Dengan cepatnya perkembangan teknologi serta pesatnya pasar digital, isu-isu seperti kesenjangan serta kolonialisme digital bermunculan.

Hal tersebut tak lepas dari permasalahan seperti monopoli data dan tentunya masalah akses internet yang belum merata sehingga terkesan ada persaingan usaha yang tidak sehat.

UNCTAD dalam laporannya menyebutkan, perkembangan ekonomi digital tidak dapat ditanggapi dengan perlakuan yang sama dengan ekonomi konvensional sebab pelaku dan pasar kedua sistem ekonomi tersebut sangat berbeda karakternya.

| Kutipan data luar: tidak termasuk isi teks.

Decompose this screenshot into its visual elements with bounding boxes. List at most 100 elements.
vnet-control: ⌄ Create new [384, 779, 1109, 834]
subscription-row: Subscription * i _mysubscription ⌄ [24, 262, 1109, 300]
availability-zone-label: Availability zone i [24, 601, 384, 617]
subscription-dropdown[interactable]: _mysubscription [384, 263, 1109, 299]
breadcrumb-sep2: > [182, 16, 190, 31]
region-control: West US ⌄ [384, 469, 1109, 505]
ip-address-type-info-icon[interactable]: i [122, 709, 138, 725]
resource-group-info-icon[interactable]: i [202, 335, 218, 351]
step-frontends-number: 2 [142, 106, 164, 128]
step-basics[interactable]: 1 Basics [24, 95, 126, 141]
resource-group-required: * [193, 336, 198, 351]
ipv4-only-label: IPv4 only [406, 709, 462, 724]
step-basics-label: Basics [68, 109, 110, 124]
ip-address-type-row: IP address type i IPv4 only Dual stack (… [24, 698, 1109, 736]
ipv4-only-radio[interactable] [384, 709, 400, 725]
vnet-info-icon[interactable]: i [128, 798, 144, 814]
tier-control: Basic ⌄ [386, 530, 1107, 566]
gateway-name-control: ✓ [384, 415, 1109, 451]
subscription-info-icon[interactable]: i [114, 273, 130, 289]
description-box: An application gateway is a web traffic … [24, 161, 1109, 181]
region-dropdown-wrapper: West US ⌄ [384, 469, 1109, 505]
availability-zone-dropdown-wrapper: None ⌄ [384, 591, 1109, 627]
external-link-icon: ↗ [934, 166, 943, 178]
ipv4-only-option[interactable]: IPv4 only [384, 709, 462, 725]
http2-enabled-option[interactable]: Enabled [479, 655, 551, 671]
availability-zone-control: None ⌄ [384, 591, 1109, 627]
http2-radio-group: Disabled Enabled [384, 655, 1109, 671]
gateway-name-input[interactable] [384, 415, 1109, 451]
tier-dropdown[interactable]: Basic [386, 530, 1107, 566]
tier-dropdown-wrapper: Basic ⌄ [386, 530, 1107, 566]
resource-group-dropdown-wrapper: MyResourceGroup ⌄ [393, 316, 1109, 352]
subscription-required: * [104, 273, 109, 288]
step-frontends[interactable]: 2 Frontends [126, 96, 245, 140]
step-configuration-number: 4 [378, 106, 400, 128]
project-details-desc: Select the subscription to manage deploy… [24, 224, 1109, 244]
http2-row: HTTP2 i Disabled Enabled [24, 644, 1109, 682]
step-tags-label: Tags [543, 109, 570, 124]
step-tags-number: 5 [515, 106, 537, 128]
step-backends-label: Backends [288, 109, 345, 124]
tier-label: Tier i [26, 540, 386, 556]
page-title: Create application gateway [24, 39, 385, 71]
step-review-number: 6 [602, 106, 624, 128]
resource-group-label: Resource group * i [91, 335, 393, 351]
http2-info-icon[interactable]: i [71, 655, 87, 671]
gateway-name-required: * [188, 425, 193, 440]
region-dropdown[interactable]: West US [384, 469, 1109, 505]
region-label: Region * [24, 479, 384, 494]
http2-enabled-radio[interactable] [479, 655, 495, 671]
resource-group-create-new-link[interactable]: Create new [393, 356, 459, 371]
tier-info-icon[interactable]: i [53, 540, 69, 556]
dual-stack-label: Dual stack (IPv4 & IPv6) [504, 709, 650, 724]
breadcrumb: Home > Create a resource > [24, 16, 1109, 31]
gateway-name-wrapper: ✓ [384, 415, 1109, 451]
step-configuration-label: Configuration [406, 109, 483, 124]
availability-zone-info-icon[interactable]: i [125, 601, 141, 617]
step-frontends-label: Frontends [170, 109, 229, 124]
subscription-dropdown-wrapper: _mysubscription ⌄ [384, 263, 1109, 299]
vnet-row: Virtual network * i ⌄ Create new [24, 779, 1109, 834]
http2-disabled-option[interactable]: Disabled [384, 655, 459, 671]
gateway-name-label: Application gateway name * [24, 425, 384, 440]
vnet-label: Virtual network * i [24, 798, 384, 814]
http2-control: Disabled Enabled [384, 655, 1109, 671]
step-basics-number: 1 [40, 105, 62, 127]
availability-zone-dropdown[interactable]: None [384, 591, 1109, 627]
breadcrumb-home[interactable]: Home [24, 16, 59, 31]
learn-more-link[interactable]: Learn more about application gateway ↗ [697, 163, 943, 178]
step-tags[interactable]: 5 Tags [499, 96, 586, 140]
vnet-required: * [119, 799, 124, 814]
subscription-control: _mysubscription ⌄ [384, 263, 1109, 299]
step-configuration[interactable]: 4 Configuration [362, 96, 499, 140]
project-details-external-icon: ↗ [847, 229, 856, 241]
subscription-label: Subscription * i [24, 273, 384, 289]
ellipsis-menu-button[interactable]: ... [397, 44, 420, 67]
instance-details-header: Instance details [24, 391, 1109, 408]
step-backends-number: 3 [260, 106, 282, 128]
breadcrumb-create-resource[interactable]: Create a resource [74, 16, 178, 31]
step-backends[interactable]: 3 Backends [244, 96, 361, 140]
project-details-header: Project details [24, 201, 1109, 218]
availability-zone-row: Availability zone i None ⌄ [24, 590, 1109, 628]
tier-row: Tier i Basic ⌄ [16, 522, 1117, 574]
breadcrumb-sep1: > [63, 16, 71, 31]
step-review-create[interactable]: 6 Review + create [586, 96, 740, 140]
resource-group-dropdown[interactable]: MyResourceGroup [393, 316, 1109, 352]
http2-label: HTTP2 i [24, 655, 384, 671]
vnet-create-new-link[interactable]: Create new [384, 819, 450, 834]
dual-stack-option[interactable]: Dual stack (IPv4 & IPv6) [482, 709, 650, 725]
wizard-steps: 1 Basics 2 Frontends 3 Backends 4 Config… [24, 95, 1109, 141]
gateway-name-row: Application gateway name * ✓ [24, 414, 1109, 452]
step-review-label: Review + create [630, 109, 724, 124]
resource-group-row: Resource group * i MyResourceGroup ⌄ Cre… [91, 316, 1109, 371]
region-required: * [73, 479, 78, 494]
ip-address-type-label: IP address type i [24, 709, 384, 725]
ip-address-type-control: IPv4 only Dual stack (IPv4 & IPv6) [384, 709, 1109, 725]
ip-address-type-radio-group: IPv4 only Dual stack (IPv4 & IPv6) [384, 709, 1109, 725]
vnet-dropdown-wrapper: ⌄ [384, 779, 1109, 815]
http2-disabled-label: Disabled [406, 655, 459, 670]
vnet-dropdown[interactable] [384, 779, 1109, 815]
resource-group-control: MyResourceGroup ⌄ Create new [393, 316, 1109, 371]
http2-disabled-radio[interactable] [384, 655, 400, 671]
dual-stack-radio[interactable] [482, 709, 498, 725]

GAMAM contohnya, merupakan korporasi raksasa yang menguasai hampir semua data digital dan jarigan internet dunia termasuk periklanan, search engine, sampai kekayaan intelektual sehingga posisi mereka yang dominan ini sering membuat banyak negara kesulitan menghadapi sengketa digital saat berhadapan dengan mereka.

Sehingga, diperlukan respon yang sesuai ketika dikemudian hari terjadi sengketa karena persaingan usaha di ranah digital yang tidak sehat.

Gambar sebagai ilustrasi/By Artem Podrez/Sumber : pexels.com
Gambar sebagai ilustrasi/By Artem Podrez/Sumber : pexels.com

Akses Terhadap Data dan Penguasaan Jaringan

Tahun 2021, pasar digital Indonesia menembus angka 168 juta konsumen dibarengi dengan lahirnya perusahaan-perusahaan rintisan digital yang mencakup berbagai sektor usaha sehingga pasar digital menjadi daya tarik tersendiri bagi para pelaku usaha.

Pesatnya pasar digital tersebut membuat pelaku usaha berkompetisi menjangkau pasar. Bukan hanya pelaku usaha besar saja yang punya peluang berkompetisi, UMKM, perusahaan-perusahaan kecilpun punya peluang yang sama untuk menjangkau pasar seharusnya.

Akan tetapi gap yang muncul adalah akses data dan penguasaan jaringan. KPPU menyebutkan dalam pasar digital, ada lima faktor utama yang perlu dikuasai yaitu marketplace, mesin pencari, jejaring sosial, pembayaran, dan video sharing.

Hal tersebut jarang atau bahkan tidak dimiliki oleh UMKM maupun perusahaan-perusahaan kecil yang baru merintis usahanya, dibanding korporasi raksasa yang sudah disebut sebelumnya. Korporasi raksasa menguasai akses data dan jaringan yang sangat luas sehingga berpotensi mematikan bisnis usaha-usaha kecil dan perusahaan yang baru merintis usahanya.

Kekhawatiran yang muncul adalah terjadinya sebuah fenomena yang disebut killer takeover, dimana perusahaan-perusahaan digital besar melakukan merger dan mengakuisisi pesaing usaha yang dianggap "membahayakan" posisi mereka.

Untuk itulah peran negara harus besar untuk melindungi pelaku usaha dari fenomena tersebut. Karena peran negara inilah sering kali terjadi sengketa dengan perusahaan-perusahaan multinasional yang menyalahgunakan posisi dominannya (Gembong Hanung, 2022).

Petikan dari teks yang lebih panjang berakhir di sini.